Atendendo ao exposto e nestas circunstâncias, a Assembleia Municipal de Beja, reunida em 2014-02-25, não pode deixar passar a oportunidade de manifestar a sua indignação pela forma com que foi tratada a cidade, o concelho e o distrito e espera, naturalmente, que o Governo altere algumas das opções sugeridas pelo Grupo de Trabalho, honrando os compromissos que o PSD assumiu durante a campanha eleitoral.
A Assembleia Municipal não deixará de se bater pela conclusão das obras rodoviárias iniciadas, pela constante valorização da estrutura aeroportuária de Beja e por estudar estratégias que permitam valorizar a ferrovia, mostrando-se otimista quanto ao futuro da Região e do Concelho e pugnar pela manutenção do projecto desenvolvimentista estruturante conhecido pelo Triângulo de Desenvolvimento.

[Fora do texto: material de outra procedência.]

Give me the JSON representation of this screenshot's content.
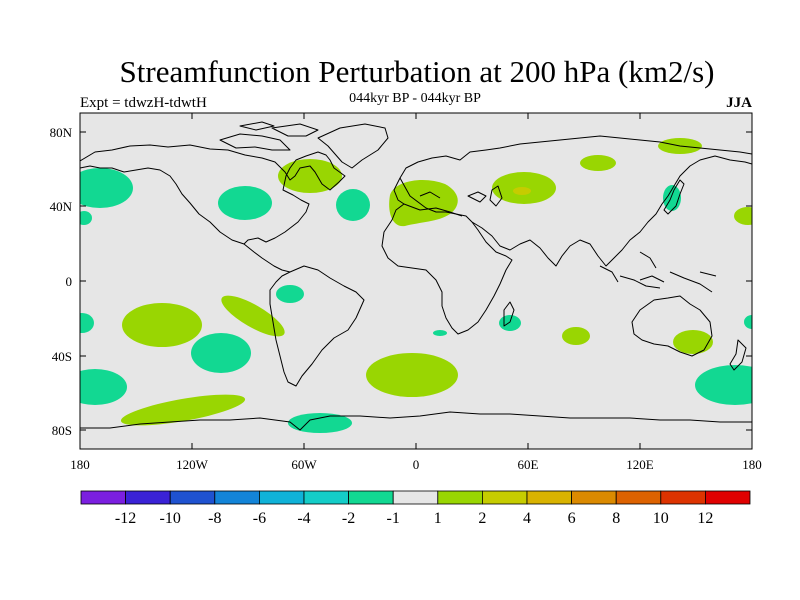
{
  "title": "Streamfunction Perturbation at 200 hPa (km2/s)",
  "experiment": "Expt = tdwzH-tdwtH",
  "period": "044kyr BP - 044kyr BP",
  "season": "JJA",
  "y_axis_labels": [
    "80N",
    "40N",
    "0",
    "40S",
    "80S"
  ],
  "x_axis_labels": [
    "180",
    "120W",
    "60W",
    "0",
    "60E",
    "120E",
    "180"
  ],
  "colorbar": {
    "labels": [
      "-12",
      "-10",
      "-8",
      "-6",
      "-4",
      "-2",
      "-1",
      "1",
      "2",
      "4",
      "6",
      "8",
      "10",
      "12"
    ],
    "colors": [
      "#7b1fe0",
      "#3a22d6",
      "#1f52d0",
      "#1384d8",
      "#0fb2d8",
      "#14cdc8",
      "#12d892",
      "#e6e6e6",
      "#99d602",
      "#c6cc00",
      "#d9b300",
      "#db8a00",
      "#dd6200",
      "#dd3300",
      "#e00000"
    ]
  },
  "map": {
    "background_color": "#e6e6e6",
    "lon_range": [
      -180,
      180
    ],
    "lat_range": [
      -90,
      90
    ],
    "regions": [
      {
        "name": "North Pacific west",
        "value": -2,
        "color": "#12d892"
      },
      {
        "name": "North Pacific central-east",
        "value": -2,
        "color": "#12d892"
      },
      {
        "name": "Hudson Bay",
        "value": 2,
        "color": "#99d602"
      },
      {
        "name": "North Atlantic",
        "value": -2,
        "color": "#12d892"
      },
      {
        "name": "Western Europe",
        "value": 2,
        "color": "#99d602"
      },
      {
        "name": "Central Asia",
        "value": 2,
        "color": "#99d602"
      },
      {
        "name": "Arctic Siberia",
        "value": 2,
        "color": "#99d602"
      },
      {
        "name": "Japan",
        "value": -2,
        "color": "#12d892"
      },
      {
        "name": "Dateline 40N",
        "value": 2,
        "color": "#99d602"
      },
      {
        "name": "South Pacific band",
        "value": 2,
        "color": "#99d602"
      },
      {
        "name": "Southeast Pacific band",
        "value": 2,
        "color": "#99d602"
      },
      {
        "name": "Southern Ocean 150W",
        "value": 2,
        "color": "#99d602"
      },
      {
        "name": "South Atlantic",
        "value": 2,
        "color": "#99d602"
      },
      {
        "name": "South America coast",
        "value": -2,
        "color": "#12d892"
      },
      {
        "name": "Southeast Pacific",
        "value": -2,
        "color": "#12d892"
      },
      {
        "name": "Drake Passage",
        "value": -2,
        "color": "#12d892"
      },
      {
        "name": "Madagascar",
        "value": -2,
        "color": "#12d892"
      },
      {
        "name": "Indian Ocean",
        "value": 2,
        "color": "#99d602"
      },
      {
        "name": "Southern Australia",
        "value": 2,
        "color": "#99d602"
      },
      {
        "name": "Southwest Pacific",
        "value": -2,
        "color": "#12d892"
      },
      {
        "name": "Southeast Pacific 60S",
        "value": -2,
        "color": "#12d892"
      }
    ]
  }
}
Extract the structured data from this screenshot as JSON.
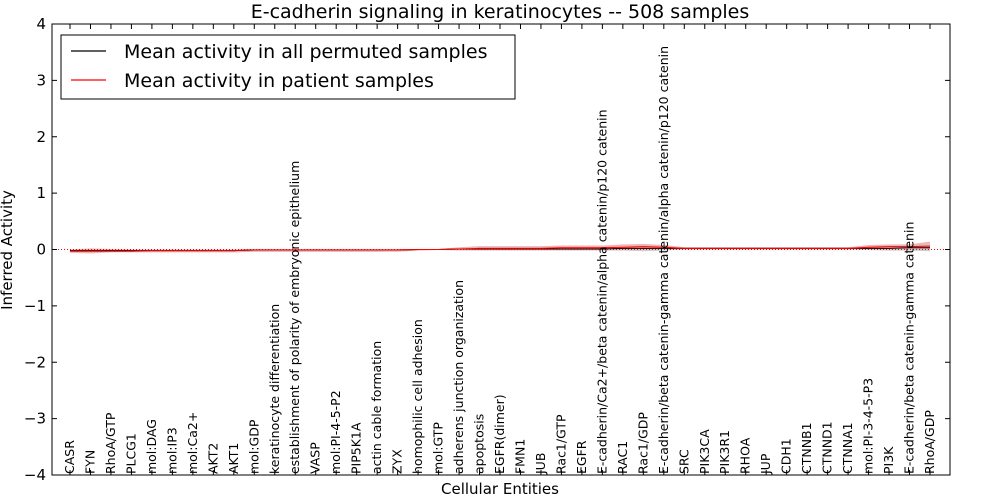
{
  "chart_data": {
    "type": "line",
    "title": "E-cadherin signaling in keratinocytes -- 508 samples",
    "xlabel": "Cellular Entities",
    "ylabel": "Inferred Activity",
    "ylim": [
      -4,
      4
    ],
    "yticks": [
      -4,
      -3,
      -2,
      -1,
      0,
      1,
      2,
      3,
      4
    ],
    "ytick_labels": [
      "−4",
      "−3",
      "−2",
      "−1",
      "0",
      "1",
      "2",
      "3",
      "4"
    ],
    "grid": false,
    "legend_position": "top-left",
    "categories": [
      "CASR",
      "FYN",
      "RhoA/GTP",
      "PLCG1",
      "mol:DAG",
      "mol:IP3",
      "mol:Ca2+",
      "AKT2",
      "AKT1",
      "mol:GDP",
      "keratinocyte differentiation",
      "establishment of polarity of embryonic epithelium",
      "VASP",
      "mol:PI-4-5-P2",
      "PIP5K1A",
      "actin cable formation",
      "ZYX",
      "homophilic cell adhesion",
      "mol:GTP",
      "adherens junction organization",
      "apoptosis",
      "EGFR(dimer)",
      "FMN1",
      "JUB",
      "Rac1/GTP",
      "EGFR",
      "E-cadherin/Ca2+/beta catenin/alpha catenin/p120 catenin",
      "RAC1",
      "Rac1/GDP",
      "E-cadherin/beta catenin-gamma catenin/alpha catenin/p120 catenin",
      "SRC",
      "PIK3CA",
      "PIK3R1",
      "RHOA",
      "JUP",
      "CDH1",
      "CTNNB1",
      "CTNND1",
      "CTNNA1",
      "mol:PI-3-4-5-P3",
      "PI3K",
      "E-cadherin/beta catenin-gamma catenin",
      "RhoA/GDP"
    ],
    "series": [
      {
        "name": "Mean activity in all permuted samples",
        "color": "#000000",
        "values": [
          -0.02,
          -0.02,
          -0.02,
          -0.02,
          -0.02,
          -0.02,
          -0.02,
          -0.02,
          -0.02,
          -0.01,
          -0.01,
          -0.01,
          -0.01,
          -0.01,
          -0.01,
          -0.01,
          -0.01,
          0.0,
          0.0,
          0.01,
          0.01,
          0.01,
          0.01,
          0.01,
          0.01,
          0.01,
          0.01,
          0.02,
          0.02,
          0.02,
          0.02,
          0.02,
          0.02,
          0.02,
          0.02,
          0.02,
          0.02,
          0.02,
          0.02,
          0.02,
          0.02,
          0.03,
          0.03
        ],
        "band_lower": [
          -0.04,
          -0.05,
          -0.04,
          -0.04,
          -0.04,
          -0.04,
          -0.04,
          -0.04,
          -0.05,
          -0.04,
          -0.04,
          -0.04,
          -0.04,
          -0.04,
          -0.04,
          -0.04,
          -0.03,
          -0.01,
          -0.01,
          -0.02,
          -0.02,
          -0.02,
          -0.02,
          -0.02,
          -0.02,
          -0.02,
          -0.02,
          -0.02,
          -0.03,
          -0.02,
          0.0,
          0.0,
          0.0,
          0.0,
          0.0,
          0.0,
          0.0,
          0.0,
          0.0,
          -0.01,
          -0.02,
          -0.02,
          -0.03
        ],
        "band_upper": [
          0.0,
          0.01,
          0.0,
          0.0,
          0.0,
          0.0,
          0.0,
          0.0,
          0.0,
          0.01,
          0.01,
          0.01,
          0.01,
          0.01,
          0.01,
          0.01,
          0.01,
          0.01,
          0.01,
          0.03,
          0.04,
          0.04,
          0.04,
          0.04,
          0.04,
          0.04,
          0.04,
          0.05,
          0.06,
          0.05,
          0.04,
          0.04,
          0.04,
          0.04,
          0.04,
          0.04,
          0.04,
          0.04,
          0.04,
          0.05,
          0.06,
          0.07,
          0.08
        ]
      },
      {
        "name": "Mean activity in patient samples",
        "color": "#ff0000",
        "values": [
          -0.03,
          -0.03,
          -0.03,
          -0.03,
          -0.02,
          -0.02,
          -0.02,
          -0.02,
          -0.02,
          -0.01,
          -0.01,
          -0.01,
          -0.01,
          -0.01,
          -0.01,
          -0.01,
          -0.01,
          0.0,
          0.0,
          0.01,
          0.02,
          0.02,
          0.02,
          0.02,
          0.03,
          0.03,
          0.03,
          0.04,
          0.05,
          0.04,
          0.02,
          0.02,
          0.02,
          0.02,
          0.02,
          0.02,
          0.02,
          0.02,
          0.02,
          0.04,
          0.05,
          0.05,
          0.06
        ],
        "band_lower": [
          -0.06,
          -0.07,
          -0.05,
          -0.05,
          -0.05,
          -0.05,
          -0.05,
          -0.05,
          -0.05,
          -0.04,
          -0.04,
          -0.04,
          -0.04,
          -0.04,
          -0.04,
          -0.04,
          -0.04,
          -0.02,
          -0.01,
          -0.01,
          0.0,
          0.0,
          0.0,
          0.0,
          0.0,
          0.0,
          0.0,
          0.0,
          0.01,
          0.01,
          0.01,
          0.01,
          0.01,
          0.01,
          0.01,
          0.01,
          0.01,
          0.01,
          0.01,
          0.02,
          0.02,
          0.02,
          0.01
        ],
        "band_upper": [
          0.0,
          0.02,
          0.01,
          0.0,
          0.0,
          0.0,
          0.0,
          0.0,
          0.0,
          0.01,
          0.01,
          0.01,
          0.01,
          0.01,
          0.01,
          0.01,
          0.01,
          0.01,
          0.01,
          0.04,
          0.06,
          0.06,
          0.06,
          0.06,
          0.07,
          0.07,
          0.07,
          0.09,
          0.1,
          0.08,
          0.04,
          0.04,
          0.04,
          0.04,
          0.04,
          0.04,
          0.04,
          0.04,
          0.04,
          0.08,
          0.09,
          0.09,
          0.14
        ]
      }
    ],
    "baseline": 0
  },
  "colors": {
    "patient_band": "#f4a6a6",
    "permuted_band": "#bfbfbf",
    "baseline": "#ff0000"
  }
}
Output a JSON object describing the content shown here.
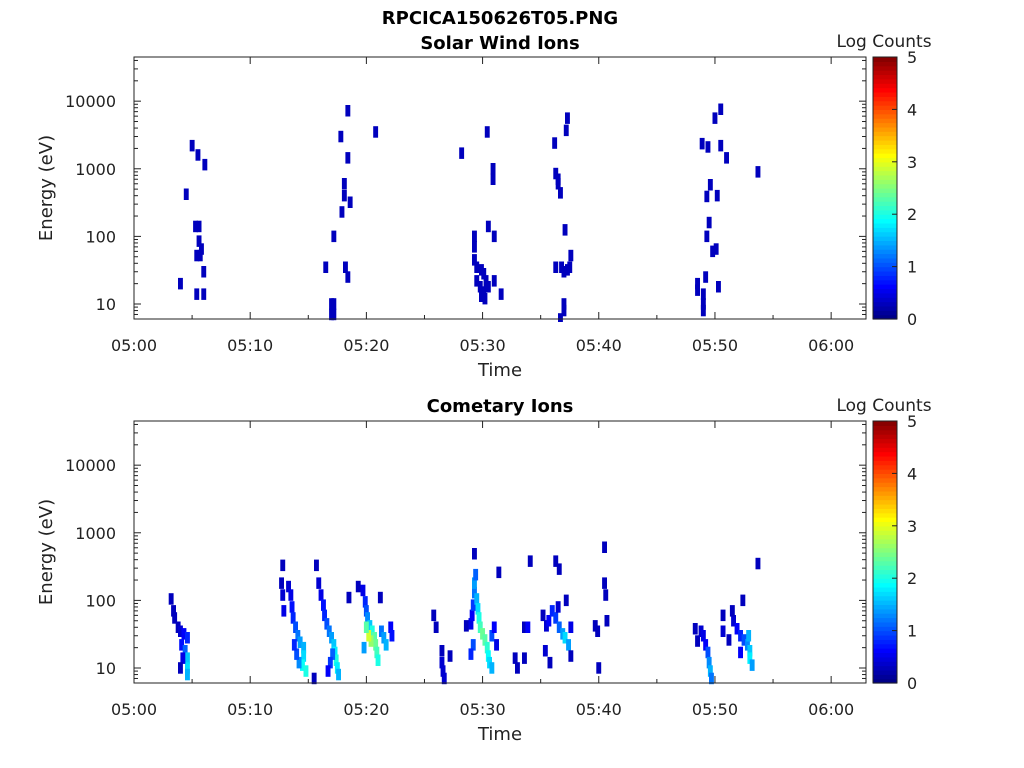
{
  "figure": {
    "title": "RPCICA150626T05.PNG"
  },
  "chart_data": [
    {
      "type": "heatmap",
      "title": "Solar Wind Ions",
      "xlabel": "Time",
      "ylabel": "Energy (eV)",
      "colorbar_label": "Log Counts",
      "x_ticks": [
        "05:00",
        "05:10",
        "05:20",
        "05:30",
        "05:40",
        "05:50",
        "06:00"
      ],
      "x_range_min": [
        0,
        63
      ],
      "y_ticks": [
        "10",
        "100",
        "1000",
        "10000"
      ],
      "y_scale": "log",
      "y_range": [
        6,
        45000
      ],
      "c_ticks": [
        "0",
        "1",
        "2",
        "3",
        "4",
        "5"
      ],
      "c_range": [
        0,
        5
      ],
      "cells": [
        [
          4.0,
          20,
          0.3
        ],
        [
          4.5,
          420,
          0.3
        ],
        [
          5.0,
          2200,
          0.3
        ],
        [
          5.5,
          1600,
          0.3
        ],
        [
          6.1,
          1150,
          0.3
        ],
        [
          5.3,
          140,
          0.3
        ],
        [
          5.6,
          140,
          0.3
        ],
        [
          5.6,
          85,
          0.3
        ],
        [
          5.8,
          65,
          0.3
        ],
        [
          5.4,
          52,
          0.3
        ],
        [
          5.7,
          52,
          0.3
        ],
        [
          6.0,
          30,
          0.3
        ],
        [
          5.4,
          14,
          0.3
        ],
        [
          6.0,
          14,
          0.3
        ],
        [
          16.5,
          35,
          0.3
        ],
        [
          17.0,
          10,
          0.3
        ],
        [
          17.2,
          10,
          0.3
        ],
        [
          17.0,
          7,
          0.3
        ],
        [
          17.2,
          7,
          0.3
        ],
        [
          17.2,
          100,
          0.3
        ],
        [
          17.8,
          3000,
          0.3
        ],
        [
          18.1,
          600,
          0.3
        ],
        [
          18.4,
          1450,
          0.3
        ],
        [
          18.1,
          400,
          0.3
        ],
        [
          17.9,
          230,
          0.3
        ],
        [
          18.6,
          320,
          0.3
        ],
        [
          18.4,
          7200,
          0.3
        ],
        [
          18.2,
          35,
          0.3
        ],
        [
          18.4,
          25,
          0.3
        ],
        [
          20.8,
          3500,
          0.3
        ],
        [
          28.2,
          1700,
          0.3
        ],
        [
          29.3,
          100,
          0.3
        ],
        [
          29.3,
          70,
          0.3
        ],
        [
          29.3,
          45,
          0.3
        ],
        [
          29.5,
          35,
          0.3
        ],
        [
          29.9,
          32,
          0.3
        ],
        [
          30.1,
          28,
          0.3
        ],
        [
          29.5,
          22,
          0.3
        ],
        [
          29.8,
          18,
          0.3
        ],
        [
          30.1,
          15,
          0.3
        ],
        [
          30.3,
          22,
          0.3
        ],
        [
          30.5,
          18,
          0.3
        ],
        [
          30.2,
          12,
          0.3
        ],
        [
          29.9,
          13,
          0.3
        ],
        [
          31.0,
          22,
          0.3
        ],
        [
          31.6,
          14,
          0.3
        ],
        [
          30.4,
          3500,
          0.3
        ],
        [
          30.9,
          1000,
          0.3
        ],
        [
          30.9,
          700,
          0.3
        ],
        [
          30.5,
          140,
          0.3
        ],
        [
          31.0,
          100,
          0.3
        ],
        [
          36.3,
          35,
          0.3
        ],
        [
          36.8,
          35,
          0.3
        ],
        [
          37.3,
          32,
          0.3
        ],
        [
          37.5,
          35,
          0.3
        ],
        [
          37.0,
          30,
          0.3
        ],
        [
          37.6,
          52,
          0.3
        ],
        [
          37.0,
          10,
          0.3
        ],
        [
          37.0,
          8,
          0.3
        ],
        [
          36.2,
          2400,
          0.3
        ],
        [
          36.3,
          850,
          0.3
        ],
        [
          36.5,
          700,
          0.3
        ],
        [
          36.5,
          600,
          0.3
        ],
        [
          36.7,
          440,
          0.3
        ],
        [
          37.2,
          3700,
          0.3
        ],
        [
          37.3,
          5600,
          0.3
        ],
        [
          37.1,
          125,
          0.3
        ],
        [
          36.7,
          6,
          0.3
        ],
        [
          48.5,
          20,
          0.3
        ],
        [
          48.5,
          16,
          0.3
        ],
        [
          49.0,
          14,
          0.3
        ],
        [
          49.0,
          10,
          0.3
        ],
        [
          49.0,
          8,
          0.3
        ],
        [
          49.2,
          25,
          0.3
        ],
        [
          50.3,
          18,
          0.3
        ],
        [
          48.9,
          2350,
          0.3
        ],
        [
          49.4,
          2100,
          0.3
        ],
        [
          50.0,
          5600,
          0.3
        ],
        [
          50.5,
          7600,
          0.3
        ],
        [
          50.5,
          2200,
          0.3
        ],
        [
          51.0,
          1450,
          0.3
        ],
        [
          49.6,
          580,
          0.3
        ],
        [
          49.3,
          390,
          0.3
        ],
        [
          49.5,
          160,
          0.3
        ],
        [
          49.3,
          100,
          0.3
        ],
        [
          50.1,
          65,
          0.3
        ],
        [
          49.8,
          60,
          0.3
        ],
        [
          53.7,
          900,
          0.3
        ],
        [
          50.2,
          400,
          0.3
        ]
      ]
    },
    {
      "type": "heatmap",
      "title": "Cometary Ions",
      "xlabel": "Time",
      "ylabel": "Energy (eV)",
      "colorbar_label": "Log Counts",
      "x_ticks": [
        "05:00",
        "05:10",
        "05:20",
        "05:30",
        "05:40",
        "05:50",
        "06:00"
      ],
      "x_range_min": [
        0,
        63
      ],
      "y_ticks": [
        "10",
        "100",
        "1000",
        "10000"
      ],
      "y_scale": "log",
      "y_range": [
        6,
        45000
      ],
      "c_ticks": [
        "0",
        "1",
        "2",
        "3",
        "4",
        "5"
      ],
      "c_range": [
        0,
        5
      ],
      "cells": [
        [
          3.2,
          105,
          0.3
        ],
        [
          3.4,
          70,
          0.3
        ],
        [
          3.5,
          55,
          0.3
        ],
        [
          3.8,
          40,
          0.3
        ],
        [
          4.0,
          35,
          0.4
        ],
        [
          4.3,
          32,
          0.6
        ],
        [
          4.6,
          28,
          0.8
        ],
        [
          4.1,
          22,
          0.7
        ],
        [
          4.4,
          18,
          1.1
        ],
        [
          4.6,
          14,
          1.6
        ],
        [
          4.6,
          10,
          1.7
        ],
        [
          4.6,
          8,
          1.5
        ],
        [
          4.2,
          14,
          0.5
        ],
        [
          4.0,
          10,
          0.3
        ],
        [
          12.8,
          330,
          0.3
        ],
        [
          12.7,
          180,
          0.3
        ],
        [
          12.8,
          120,
          0.4
        ],
        [
          12.9,
          70,
          0.5
        ],
        [
          13.3,
          160,
          0.4
        ],
        [
          13.5,
          120,
          0.5
        ],
        [
          13.6,
          80,
          0.7
        ],
        [
          13.7,
          55,
          0.8
        ],
        [
          13.9,
          40,
          1.0
        ],
        [
          14.1,
          30,
          1.2
        ],
        [
          14.3,
          24,
          1.4
        ],
        [
          14.6,
          20,
          1.5
        ],
        [
          14.6,
          15,
          1.7
        ],
        [
          14.5,
          11,
          1.9
        ],
        [
          14.8,
          9,
          2.0
        ],
        [
          14.2,
          12,
          1.3
        ],
        [
          14.0,
          16,
          1.0
        ],
        [
          13.8,
          22,
          0.8
        ],
        [
          15.5,
          7,
          0.3
        ],
        [
          15.7,
          330,
          0.3
        ],
        [
          15.9,
          180,
          0.4
        ],
        [
          16.1,
          120,
          0.5
        ],
        [
          16.3,
          85,
          0.7
        ],
        [
          16.4,
          60,
          0.8
        ],
        [
          16.6,
          45,
          1.0
        ],
        [
          16.8,
          35,
          1.2
        ],
        [
          17.0,
          28,
          1.4
        ],
        [
          17.2,
          22,
          1.6
        ],
        [
          17.3,
          17,
          1.8
        ],
        [
          17.4,
          13,
          2.0
        ],
        [
          17.5,
          10,
          1.8
        ],
        [
          17.6,
          8,
          1.5
        ],
        [
          17.1,
          16,
          1.1
        ],
        [
          16.9,
          12,
          0.9
        ],
        [
          16.7,
          9,
          0.6
        ],
        [
          18.5,
          110,
          0.3
        ],
        [
          19.3,
          160,
          0.3
        ],
        [
          19.7,
          140,
          0.5
        ],
        [
          19.9,
          95,
          0.8
        ],
        [
          20.0,
          70,
          1.0
        ],
        [
          20.1,
          55,
          1.3
        ],
        [
          20.3,
          42,
          1.6
        ],
        [
          20.5,
          35,
          2.0
        ],
        [
          20.7,
          28,
          2.3
        ],
        [
          20.8,
          22,
          2.4
        ],
        [
          20.9,
          17,
          2.2
        ],
        [
          21.0,
          13,
          2.0
        ],
        [
          20.4,
          25,
          2.6
        ],
        [
          20.2,
          30,
          2.9
        ],
        [
          20.0,
          40,
          2.3
        ],
        [
          19.8,
          20,
          1.4
        ],
        [
          21.3,
          35,
          1.2
        ],
        [
          21.5,
          28,
          1.4
        ],
        [
          21.7,
          22,
          1.5
        ],
        [
          21.2,
          110,
          0.3
        ],
        [
          22.1,
          40,
          0.6
        ],
        [
          22.2,
          30,
          0.7
        ],
        [
          25.8,
          60,
          0.3
        ],
        [
          26.0,
          40,
          0.3
        ],
        [
          26.5,
          18,
          0.3
        ],
        [
          26.5,
          12,
          0.4
        ],
        [
          26.6,
          9,
          0.4
        ],
        [
          26.7,
          7,
          0.4
        ],
        [
          27.2,
          15,
          0.3
        ],
        [
          28.6,
          42,
          0.3
        ],
        [
          29.0,
          45,
          0.5
        ],
        [
          29.1,
          60,
          0.6
        ],
        [
          29.2,
          85,
          0.9
        ],
        [
          29.3,
          130,
          1.2
        ],
        [
          29.3,
          180,
          1.4
        ],
        [
          29.4,
          240,
          1.1
        ],
        [
          29.5,
          105,
          1.5
        ],
        [
          29.6,
          75,
          1.7
        ],
        [
          29.7,
          55,
          2.0
        ],
        [
          29.8,
          40,
          2.2
        ],
        [
          30.0,
          32,
          2.4
        ],
        [
          30.2,
          26,
          2.3
        ],
        [
          30.4,
          20,
          2.1
        ],
        [
          30.5,
          15,
          1.9
        ],
        [
          30.6,
          12,
          1.7
        ],
        [
          30.8,
          10,
          1.5
        ],
        [
          30.8,
          30,
          1.0
        ],
        [
          31.0,
          40,
          0.6
        ],
        [
          31.2,
          22,
          0.5
        ],
        [
          29.2,
          22,
          1.0
        ],
        [
          29.0,
          16,
          0.8
        ],
        [
          29.3,
          490,
          0.3
        ],
        [
          31.4,
          260,
          0.3
        ],
        [
          32.8,
          14,
          0.3
        ],
        [
          33.0,
          10,
          0.3
        ],
        [
          33.6,
          40,
          0.3
        ],
        [
          33.6,
          14,
          0.3
        ],
        [
          33.9,
          40,
          0.6
        ],
        [
          34.1,
          380,
          0.3
        ],
        [
          35.2,
          60,
          0.3
        ],
        [
          35.5,
          42,
          0.4
        ],
        [
          35.7,
          50,
          0.6
        ],
        [
          36.0,
          70,
          0.8
        ],
        [
          36.3,
          55,
          0.9
        ],
        [
          36.6,
          40,
          1.1
        ],
        [
          36.9,
          32,
          1.4
        ],
        [
          37.1,
          28,
          1.7
        ],
        [
          37.4,
          22,
          1.4
        ],
        [
          37.6,
          40,
          0.5
        ],
        [
          35.4,
          18,
          0.4
        ],
        [
          35.8,
          12,
          0.3
        ],
        [
          37.6,
          15,
          0.3
        ],
        [
          36.5,
          80,
          0.4
        ],
        [
          37.2,
          100,
          0.3
        ],
        [
          36.3,
          380,
          0.3
        ],
        [
          36.6,
          290,
          0.3
        ],
        [
          39.7,
          42,
          0.3
        ],
        [
          39.9,
          35,
          0.3
        ],
        [
          40.0,
          10,
          0.3
        ],
        [
          40.5,
          610,
          0.3
        ],
        [
          40.5,
          180,
          0.3
        ],
        [
          40.6,
          120,
          0.3
        ],
        [
          40.7,
          50,
          0.3
        ],
        [
          48.3,
          38,
          0.3
        ],
        [
          48.5,
          25,
          0.3
        ],
        [
          48.8,
          35,
          0.4
        ],
        [
          49.0,
          30,
          0.5
        ],
        [
          49.2,
          22,
          0.6
        ],
        [
          49.4,
          17,
          1.0
        ],
        [
          49.5,
          12,
          1.3
        ],
        [
          49.6,
          9,
          1.5
        ],
        [
          49.7,
          7,
          1.2
        ],
        [
          50.7,
          35,
          0.4
        ],
        [
          51.2,
          26,
          0.3
        ],
        [
          51.6,
          50,
          0.4
        ],
        [
          51.9,
          38,
          0.6
        ],
        [
          52.2,
          30,
          0.8
        ],
        [
          52.5,
          26,
          1.0
        ],
        [
          52.8,
          22,
          1.3
        ],
        [
          52.9,
          30,
          1.5
        ],
        [
          53.0,
          18,
          1.6
        ],
        [
          53.0,
          14,
          1.8
        ],
        [
          53.2,
          11,
          1.4
        ],
        [
          52.4,
          100,
          0.3
        ],
        [
          51.5,
          70,
          0.3
        ],
        [
          50.7,
          60,
          0.3
        ],
        [
          53.7,
          350,
          0.3
        ],
        [
          52.2,
          17,
          0.6
        ]
      ]
    }
  ]
}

Se aprovada, esta moção deverá ser remetida:
- Ao Senhor Presidente da República;
- À Senhora Presidente da Assembleia da República;
- Ao Senhor Primeiro Ministro;
- Aos Senhores Ministros que tutelam as diferentes áreas de intervenção;
- Aos grupos parlamentares com assento na Assembleia da República;
- Aos órgãos de comunicação social locais, regionais e nacionais.